Para a distinta platéia, atiram-se alguns ossos: diz-se que vai haver investigação, “doa a quem doer”. “A fundo”. Mas isto já havia sido dito, quando estourou o caso dos “aloprados”, quatro anos atrás. 1,7 milhão em dinheiro vivo, em cima de uma mesa, para pagar dossiê contra adversário político, prisões em flagrante de membros da campanha eleitoral do petista Aloísio Mercadante para o Governo de São Paulo. E o que deu? Parentes dos aloprados continuam com bons empreguinhos na Administração; aloprados foram readmitidos no partido; foram readmitidos em cargos públicos, foram apanhados em outra fraude; e não se ouve falar de qualquer punição...
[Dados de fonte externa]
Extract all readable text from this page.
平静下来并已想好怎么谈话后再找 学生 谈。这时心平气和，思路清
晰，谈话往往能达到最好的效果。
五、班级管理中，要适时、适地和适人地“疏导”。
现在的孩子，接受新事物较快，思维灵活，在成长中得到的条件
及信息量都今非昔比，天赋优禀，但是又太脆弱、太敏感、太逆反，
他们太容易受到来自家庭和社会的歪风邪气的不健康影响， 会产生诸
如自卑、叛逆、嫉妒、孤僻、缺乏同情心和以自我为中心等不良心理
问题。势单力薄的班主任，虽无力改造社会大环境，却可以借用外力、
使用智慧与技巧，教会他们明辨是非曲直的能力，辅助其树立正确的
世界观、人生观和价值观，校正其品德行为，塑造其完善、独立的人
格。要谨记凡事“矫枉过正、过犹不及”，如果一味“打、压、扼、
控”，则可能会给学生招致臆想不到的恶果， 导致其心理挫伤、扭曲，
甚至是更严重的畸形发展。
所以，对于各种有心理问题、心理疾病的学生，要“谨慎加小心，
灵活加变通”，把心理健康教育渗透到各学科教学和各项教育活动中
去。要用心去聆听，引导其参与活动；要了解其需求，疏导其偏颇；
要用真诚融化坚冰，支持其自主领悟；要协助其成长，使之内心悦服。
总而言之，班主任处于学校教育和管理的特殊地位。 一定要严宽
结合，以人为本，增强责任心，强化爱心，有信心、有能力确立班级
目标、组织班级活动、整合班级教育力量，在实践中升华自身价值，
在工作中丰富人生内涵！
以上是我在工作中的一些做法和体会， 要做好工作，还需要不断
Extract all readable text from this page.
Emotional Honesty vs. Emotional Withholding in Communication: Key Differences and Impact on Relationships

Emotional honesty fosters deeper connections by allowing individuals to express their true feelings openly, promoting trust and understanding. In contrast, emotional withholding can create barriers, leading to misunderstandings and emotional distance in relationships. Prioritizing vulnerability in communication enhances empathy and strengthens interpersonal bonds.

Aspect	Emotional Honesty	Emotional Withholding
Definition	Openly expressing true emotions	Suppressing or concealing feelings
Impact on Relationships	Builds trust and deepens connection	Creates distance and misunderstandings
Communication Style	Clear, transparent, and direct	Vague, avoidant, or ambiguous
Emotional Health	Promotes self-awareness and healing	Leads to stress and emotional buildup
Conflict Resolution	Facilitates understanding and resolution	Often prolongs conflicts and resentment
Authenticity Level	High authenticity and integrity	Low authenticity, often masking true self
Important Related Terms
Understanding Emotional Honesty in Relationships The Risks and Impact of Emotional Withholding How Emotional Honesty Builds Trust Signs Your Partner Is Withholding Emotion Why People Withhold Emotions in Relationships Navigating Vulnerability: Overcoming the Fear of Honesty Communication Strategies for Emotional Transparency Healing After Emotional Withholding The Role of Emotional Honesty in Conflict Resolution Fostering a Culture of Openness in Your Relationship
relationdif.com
Ou então se repete que: “se errar, tem de pagar”. As acusações são de crimes envolvendo, literalmente, centenas de milhões. Bilhões, para ser mais exato. Crimes contra a democracia. Mas o máximo que se admite falar é em “erros”. Talvez porque “crime”, só quando a Justiça brasileira tiver dado uma decisão de que não caibam recursos. Uma decisão de última instância, ou com trânsito em julgado. Só que certos crimes no Brasil não transitam nunca em julgado. Um assassino de uma mulher, com três tiros de revólver, por motivo torpe, confesso, fica por dez anos em liberdade (e continua contando...), esperando a tal decisão transitada em julgado... e é tudo normal, é tudo assim mesmo, é meu Brasil, brasileiro, e não seja ingênuo...

Ou então o caso prescreve, e a Justiça manda arquivar, sem julgar o mérito. É o que diz a Revista Veja a respeito de Joaquim Roriz, Maluf, dentre outros políticos, numa reportagem sobre crimes prescritos, em 28.07.2010:

“O ex-governador do Distrito Federal Joaquim Roriz, hoje no PSC, foi denunciado à Justiça em 2003 sob a acusação de ter comprado remédios sem licitação, por preços altíssimos. O caso só foi analisado em primeira instância há duas semanas, mas já estava prescrito. Por isso, foi arquivado”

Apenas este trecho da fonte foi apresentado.